There are the expected anachronisms of course, of the sort which no modern film set in the past could now be expected to avoid, annoying though they are all the same: designer stubble, men walking about in the rain without hats, characters suggesting they “get the hell out” of places, and ugly modern metaphor-speak (Daniel Radcliffe’s boss urges greater commitment from his employee on the grounds that they “don’t carry passengers”).
And Radcliffe is too young; there’s no point pretending he isn’t. But neither would it be right not to add that, given that initial handicap, he delivers an excellent performance that does everything possible to make you forget, or at least excuse, his fundamental unsuitability for the role. His commitment and intensity cannot be faulted – his facial acting alone has to carry a good fifty percent of the film – and if he never quite convinces us he’s a widowed lawyer with a four year old son, well… Julie Ege wasn’t my mind’s idea of an Edwardian feminist adventuress in Legend of the Seven Golden Vampires, and I can’t say that worried me unduly either. These are precisely the kind of eccentricities that Hammer must be allowed.

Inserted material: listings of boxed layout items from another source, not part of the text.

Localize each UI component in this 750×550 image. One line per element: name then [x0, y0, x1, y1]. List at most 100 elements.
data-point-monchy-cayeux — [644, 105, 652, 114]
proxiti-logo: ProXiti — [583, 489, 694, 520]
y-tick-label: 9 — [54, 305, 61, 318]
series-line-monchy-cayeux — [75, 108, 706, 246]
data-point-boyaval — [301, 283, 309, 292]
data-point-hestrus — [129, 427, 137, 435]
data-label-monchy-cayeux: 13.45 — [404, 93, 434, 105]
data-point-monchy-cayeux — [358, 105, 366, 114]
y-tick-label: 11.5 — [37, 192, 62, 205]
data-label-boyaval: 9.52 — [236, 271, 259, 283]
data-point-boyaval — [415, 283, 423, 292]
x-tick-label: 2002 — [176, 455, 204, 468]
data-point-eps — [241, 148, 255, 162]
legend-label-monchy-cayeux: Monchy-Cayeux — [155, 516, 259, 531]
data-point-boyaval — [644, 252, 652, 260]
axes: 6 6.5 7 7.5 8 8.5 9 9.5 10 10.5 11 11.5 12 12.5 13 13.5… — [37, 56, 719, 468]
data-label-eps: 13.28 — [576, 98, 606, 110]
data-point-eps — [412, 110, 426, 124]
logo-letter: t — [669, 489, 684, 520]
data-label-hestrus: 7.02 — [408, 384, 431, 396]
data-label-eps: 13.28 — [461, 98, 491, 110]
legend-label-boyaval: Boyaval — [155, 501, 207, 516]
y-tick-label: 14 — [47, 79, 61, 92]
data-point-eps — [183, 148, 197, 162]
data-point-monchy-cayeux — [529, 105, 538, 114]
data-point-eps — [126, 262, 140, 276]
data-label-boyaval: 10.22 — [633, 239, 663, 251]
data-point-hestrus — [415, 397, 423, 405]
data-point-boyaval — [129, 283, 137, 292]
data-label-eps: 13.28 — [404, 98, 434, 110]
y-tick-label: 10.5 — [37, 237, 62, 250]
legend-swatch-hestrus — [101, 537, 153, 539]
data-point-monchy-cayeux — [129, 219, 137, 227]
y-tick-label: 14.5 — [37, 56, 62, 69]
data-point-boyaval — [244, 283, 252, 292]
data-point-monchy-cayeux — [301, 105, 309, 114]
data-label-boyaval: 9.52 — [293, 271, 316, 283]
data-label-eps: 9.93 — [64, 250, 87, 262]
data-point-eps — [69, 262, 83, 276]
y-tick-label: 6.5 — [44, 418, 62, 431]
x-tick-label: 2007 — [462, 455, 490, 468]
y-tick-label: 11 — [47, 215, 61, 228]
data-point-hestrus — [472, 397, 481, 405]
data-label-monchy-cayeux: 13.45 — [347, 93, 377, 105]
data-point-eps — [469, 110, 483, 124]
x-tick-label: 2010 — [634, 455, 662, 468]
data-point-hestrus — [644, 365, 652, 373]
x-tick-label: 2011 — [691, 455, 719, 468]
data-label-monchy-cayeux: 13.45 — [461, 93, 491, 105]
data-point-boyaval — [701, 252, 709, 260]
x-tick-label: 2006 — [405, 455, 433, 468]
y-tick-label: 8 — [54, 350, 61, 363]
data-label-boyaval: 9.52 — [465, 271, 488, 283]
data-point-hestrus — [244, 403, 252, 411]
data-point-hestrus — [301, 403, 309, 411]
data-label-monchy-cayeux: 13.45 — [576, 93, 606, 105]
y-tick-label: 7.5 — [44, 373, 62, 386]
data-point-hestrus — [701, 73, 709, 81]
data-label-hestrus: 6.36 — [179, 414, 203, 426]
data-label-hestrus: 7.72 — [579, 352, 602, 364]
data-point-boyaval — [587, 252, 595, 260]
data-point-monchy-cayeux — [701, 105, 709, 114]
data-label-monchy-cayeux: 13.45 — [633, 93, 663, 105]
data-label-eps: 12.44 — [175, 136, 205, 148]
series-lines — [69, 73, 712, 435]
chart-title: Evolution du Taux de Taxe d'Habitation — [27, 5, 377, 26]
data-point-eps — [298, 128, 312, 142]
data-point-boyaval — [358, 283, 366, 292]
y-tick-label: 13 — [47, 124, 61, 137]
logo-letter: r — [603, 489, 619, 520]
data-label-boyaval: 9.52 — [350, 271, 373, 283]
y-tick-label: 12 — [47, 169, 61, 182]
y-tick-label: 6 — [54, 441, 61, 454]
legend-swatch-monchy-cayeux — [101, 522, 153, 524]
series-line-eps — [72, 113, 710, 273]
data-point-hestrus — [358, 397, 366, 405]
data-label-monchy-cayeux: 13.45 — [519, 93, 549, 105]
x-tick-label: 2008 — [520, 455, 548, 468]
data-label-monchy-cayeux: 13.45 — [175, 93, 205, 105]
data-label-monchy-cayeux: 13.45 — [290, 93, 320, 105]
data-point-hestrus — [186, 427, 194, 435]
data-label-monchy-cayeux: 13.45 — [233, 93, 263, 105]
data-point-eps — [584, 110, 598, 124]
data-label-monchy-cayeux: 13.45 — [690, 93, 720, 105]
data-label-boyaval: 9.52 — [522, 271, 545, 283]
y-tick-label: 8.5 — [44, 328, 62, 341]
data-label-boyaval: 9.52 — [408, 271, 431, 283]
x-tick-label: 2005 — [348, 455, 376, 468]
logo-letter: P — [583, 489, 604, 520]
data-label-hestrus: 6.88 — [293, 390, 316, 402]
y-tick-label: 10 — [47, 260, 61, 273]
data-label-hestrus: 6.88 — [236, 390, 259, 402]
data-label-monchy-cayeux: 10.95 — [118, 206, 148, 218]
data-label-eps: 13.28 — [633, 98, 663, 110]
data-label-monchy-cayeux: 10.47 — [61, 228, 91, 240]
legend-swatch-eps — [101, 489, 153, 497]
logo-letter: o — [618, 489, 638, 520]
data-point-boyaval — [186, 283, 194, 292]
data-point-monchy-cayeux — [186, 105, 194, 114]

The rest of the film? Well, it’s not especially original and it’s not especially ambitious, so hyperbole would sit ill on its frail shoulders. But in terms of the limits it sets for itself, there's not much wrong with it at all. Even rendered in tacky digital format, the art direction is astounding, the photography is rich, the locations are beautifully atmospheric. (Did you not dream of seeing a Hammer character making his way up and down a baroque staircase left of frame again? Dream no more!) At least two of the big scare moments work better than anything comparable in any of the similar films to which this has been compared, and the lingering sense of dread that strings them together is better yet. There’s even a slightly sappy ending that, a meaningless close on the Woman in Black’s face notwithstanding, honours the original Hammer’s commitment to ultimately restored order, even to restored order within a framework of Christian dogmatics.
I liked the casting, too, which seemed to me chosen by the classic Hammer method: an attention-catcher in front, sturdy support from traditional talent (Ciaran Hinds is rock solid) and a fine third-row of well-chosen rhubarbers (David Burke, probably tv’s best ever Dr Watson, gets a line or two as the village bobby; Victor McGuire gets one as an anguished father). It’s good to see them, and they have the feel of a new Hammer repertory. If any of them showed up again in the next one it would be wonderful. It is in such matters as these that the true Hammer flavour can most usefully be recalled.
What the studio really needs is an overarching identity that links its new films to each other, rather than something that links any of them to the past.